>>> On Mon, Oct 22, 2007 at  1:30 PM, Simon Riggs wrote: 
> On Mon, 2007-10-22 at 09:31 -0500, Kevin Grittner wrote:
>> I've requested this before without response, but I'm asking again
>> because it just caused me pain again: could we get a TODO added to
>> have the planner recognize equivalent IN and EXISTS constructs and
>> have them compete on cost estimates?  I know it's not a trivial
>> improvement, but if it's on the list maybe someone will pick it up,
>> and I see it as the single biggest weakness in PostgreSQL
>> performance.
> 
> I'll pick it up as a default unless someone requests they have it
from
> me.
 
Since Simon's focus has shifted to other issues, I'm hoping this can
go onto the TODO list.
 
I'm adding some NOT EXISTS examples to the thread for completeness of
what someone might want to address while working on it.  For two
queries which can easily be shown (to a human viewer, anyway) to
return identical results, I see performance differences of over five
orders of magnitude.  (Six if you compare to the LEFT JOIN ... WHERE
not_null_right_column IS NULL trick.)
 
Below are the cost estimates of the three techniques for a
medium-sized table joining to a large table, and for a large table
joining to a small table.  The IN behavior has the worst worst-case
behavior, at least in queries that I've run, although many people
report that it is usually faster.  The technique of doing an existence
test with a LEFT JOIN and then checking whether a NOT NULL column from
the right-hand table is null is often faster than either technique,
and seldom much worse than the best technique for any given test.
 
Queries and plans attached.  Summary of costs below, in millions of
cost units. (Fractions of a million discarded.)
 
NOT IN (independent_subquery)
19745843, 5
 
WHERE NOT EXISTS
74, 318
 
LEFT JOIN WHERE not_null_right_column IS NULL
10, 17
 
These cost estimates tend to come out in pretty consistent ratio to
the actual run times.
 
-Kevin
cir=> explain
cir-> SELECT "A"."countyNo", "A"."caseNo", "A"."chargeSeqNo", "A"."jdgmtSeqNo", 
"A"."jdgmtHistSeqNo"
cir->   FROM "Jdgmt" "A"
cir->   WHERE "A"."jdgmtHistSeqNo" IS NOT NULL
cir->     AND ("A"."countyNo", "A"."caseNo", "A"."jdgmtHistSeqNo") NOT IN 
(SELECT "B"."countyNo", "B"."caseNo", "B"."histSeqNo" FROM "CaseHist" "B")

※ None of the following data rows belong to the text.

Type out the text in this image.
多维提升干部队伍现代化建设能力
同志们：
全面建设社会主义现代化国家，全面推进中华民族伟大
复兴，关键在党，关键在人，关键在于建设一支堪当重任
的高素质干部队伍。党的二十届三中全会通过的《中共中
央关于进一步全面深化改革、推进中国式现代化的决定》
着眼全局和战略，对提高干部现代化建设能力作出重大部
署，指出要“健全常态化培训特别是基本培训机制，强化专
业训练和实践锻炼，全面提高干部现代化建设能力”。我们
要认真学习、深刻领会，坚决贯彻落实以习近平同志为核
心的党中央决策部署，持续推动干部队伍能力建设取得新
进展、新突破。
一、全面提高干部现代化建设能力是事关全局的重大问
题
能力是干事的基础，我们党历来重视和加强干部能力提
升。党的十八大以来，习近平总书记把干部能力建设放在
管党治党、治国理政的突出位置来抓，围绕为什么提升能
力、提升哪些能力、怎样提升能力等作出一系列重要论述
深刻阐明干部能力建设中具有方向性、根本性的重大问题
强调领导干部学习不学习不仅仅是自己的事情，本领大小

cir->   ORDER BY "countyNo", "caseNo", "chargeSeqNo", "jdgmtSeqNo"
cir-> ;
                                                QUERY PLAN
----------------------------------------------------------------------------------------------------------
 Index Scan using "Jdgmt_pkey" on "Jdgmt" "A"  

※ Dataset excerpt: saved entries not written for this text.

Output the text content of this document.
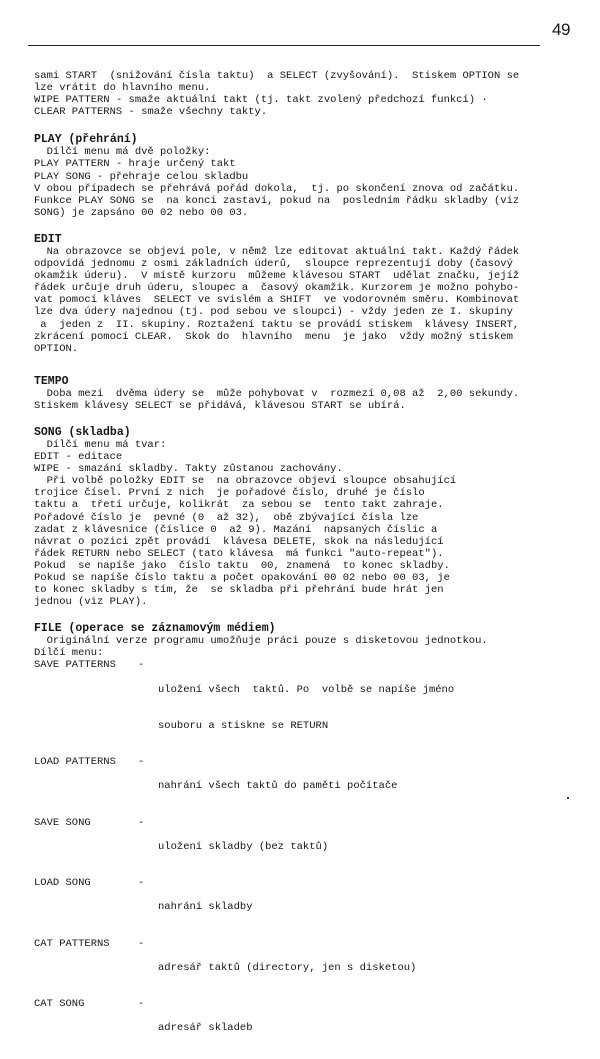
49
sami START  (snižování čísla taktu)  a SELECT (zvyšování).  Stiskem OPTION se
lze vrátit do hlavního menu.
WIPE PATTERN - smaže aktuální takt (tj. takt zvolený předchozí funkcí) ·
CLEAR PATTERNS - smaže všechny takty.
PLAY (přehrání)
Dílčí menu má dvě položky:
PLAY PATTERN - hraje určený takt
PLAY SONG - přehraje celou skladbu
V obou případech se přehrává pořád dokola,  tj. po skončení znova od začátku.
Funkce PLAY SONG se  na konci zastaví, pokud na  posledním řádku skladby (viz
SONG) je zapsáno 00 02 nebo 00 03.
EDIT
Na obrazovce se objeví pole, v němž lze editovat aktuální takt. Každý řádek
odpovídá jednomu z osmi základních úderů,  sloupce reprezentují doby (časový
okamžik úderu).  V místě kurzoru  můžeme klávesou START  udělat značku, jejíž
řádek určuje druh úderu, sloupec a  časový okamžik. Kurzorem je možno pohybo-
vat pomocí kláves  SELECT ve svislém a SHIFT  ve vodorovném směru. Kombinovat
lze dva údery najednou (tj. pod sebou ve sloupci) - vždy jeden ze I. skupiny
a  jeden z  II. skupiny. Roztažení taktu se provádí stiskem  klávesy INSERT,
zkrácení pomocí CLEAR.  Skok do  hlavního  menu  je jako  vždy možný stiskem
OPTION.
TEMPO
Doba mezi  dvěma údery se  může pohybovat v  rozmezí 0,08 až  2,00 sekundy.
Stiskem klávesy SELECT se přidává, klávesou START se ubírá.
SONG (skladba)
Dílčí menu má tvar:
EDIT - editace
WIPE - smazání skladby. Takty zůstanou zachovány.
Při volbě položky EDIT se  na obrazovce objeví sloupce obsahující
trojice čísel. První z nich  je pořadové číslo, druhé je číslo
taktu a  třetí určuje, kolikrát  za sebou se  tento takt zahraje.
Pořadové číslo je  pevné (0  až 32),  obě zbývající čísla lze
zadat z klávesnice (číslice 0  až 9). Mazání  napsaných číslic a
návrat o pozici zpět provádí  klávesa DELETE, skok na následující
řádek RETURN nebo SELECT (tato klávesa  má funkci "auto-repeat").
Pokud  se napíše jako  číslo taktu  00, znamená  to konec skladby.
Pokud se napíše číslo taktu a počet opakování 00 02 nebo 00 03, je
to konec skladby s tím, že  se skladba při přehrání bude hrát jen
jednou (viz PLAY).
FILE (operace se záznamovým médiem)
Originální verze programu umožňuje práci pouze s disketovou jednotkou.
Dílčí menu:
SAVE PATTERNS	-

uložení všech  taktů. Po  volbě se napíše jméno

souboru a stiskne se RETURN

LOAD PATTERNS	-

nahrání všech taktů do paměti počítače

SAVE SONG	-

uložení skladby (bez taktů)

LOAD SONG	-

nahrání skladby

CAT PATTERNS	-

adresář taktů (directory, jen s disketou)

CAT SONG	-

adresář skladeb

(cost=4003123.55..19745843977029.96 rows=6896890 width=24)
   Filter: (("jdgmtHistSeqNo" IS NOT NULL) AND (NOT (subplan)))
   SubPlan
     ->  Materialize  (cost=4003123.55..6253176.10 rows=167689505 width=20)

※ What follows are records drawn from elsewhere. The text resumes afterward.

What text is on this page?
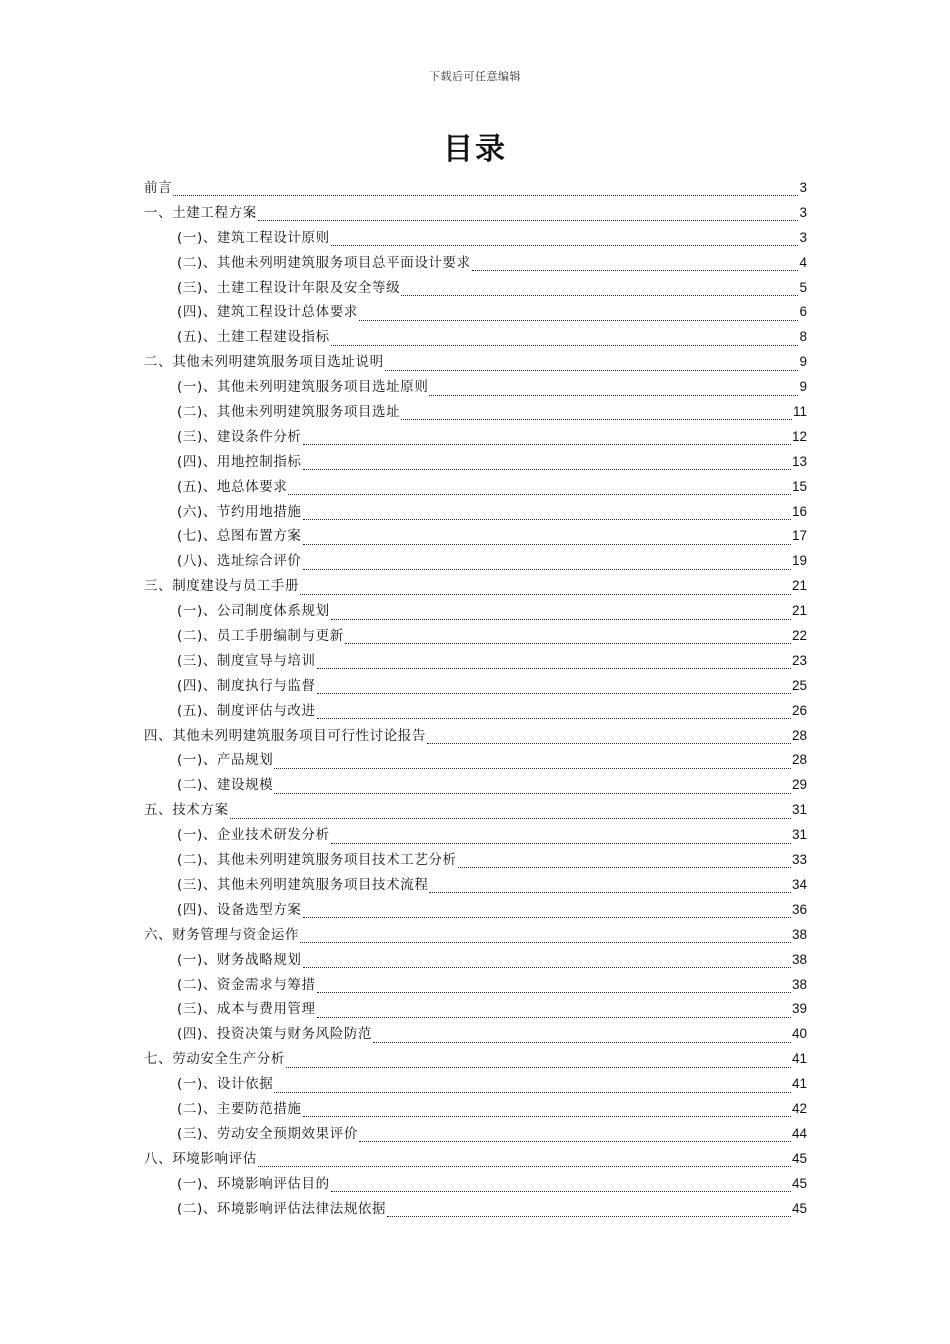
下载后可任意编辑
目录
前言	3
一、土建工程方案	3
(一)、建筑工程设计原则	3
(二)、其他未列明建筑服务项目总平面设计要求	4
(三)、土建工程设计年限及安全等级	5
(四)、建筑工程设计总体要求	6
(五)、土建工程建设指标	8
二、其他未列明建筑服务项目选址说明	9
(一)、其他未列明建筑服务项目选址原则	9
(二)、其他未列明建筑服务项目选址	11
(三)、建设条件分析	12
(四)、用地控制指标	13
(五)、地总体要求	15
(六)、节约用地措施	16
(七)、总图布置方案	17
(八)、选址综合评价	19
三、制度建设与员工手册	21
(一)、公司制度体系规划	21
(二)、员工手册编制与更新	22
(三)、制度宣导与培训	23
(四)、制度执行与监督	25
(五)、制度评估与改进	26
四、其他未列明建筑服务项目可行性讨论报告	28
(一)、产品规划	28
(二)、建设规模	29
五、技术方案	31
(一)、企业技术研发分析	31
(二)、其他未列明建筑服务项目技术工艺分析	33
(三)、其他未列明建筑服务项目技术流程	34
(四)、设备选型方案	36
六、财务管理与资金运作	38
(一)、财务战略规划	38
(二)、资金需求与筹措	38
(三)、成本与费用管理	39
(四)、投资决策与财务风险防范	40
七、劳动安全生产分析	41
(一)、设计依据	41
(二)、主要防范措施	42
(三)、劳动安全预期效果评价	44
八、环境影响评估	45
(一)、环境影响评估目的	45
(二)、环境影响评估法律法规依据	45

           ->  Seq Scan on "CaseHist" "B"  (cost=0.00..3262276.55 
rows=167689505 width=20)
(5 rows)

cir=>
cir=> explain
cir-> SELECT "A"."countyNo", "A"."caseNo", "A"."chargeSeqNo", "A"."jdgmtSeqNo", 
"A"."jdgmtHistSeqNo"
cir->   FROM "Jdgmt" "A"
cir->   WHERE "A"."jdgmtHistSeqNo" IS NOT NULL
cir->     AND NOT EXISTS
cir->     (
cir(>       SELECT * FROM "CaseHist" "B"
cir(>         WHERE "B"."countyNo" = "A"."countyNo"
cir(>           AND "B"."caseNo" = "A"."caseNo"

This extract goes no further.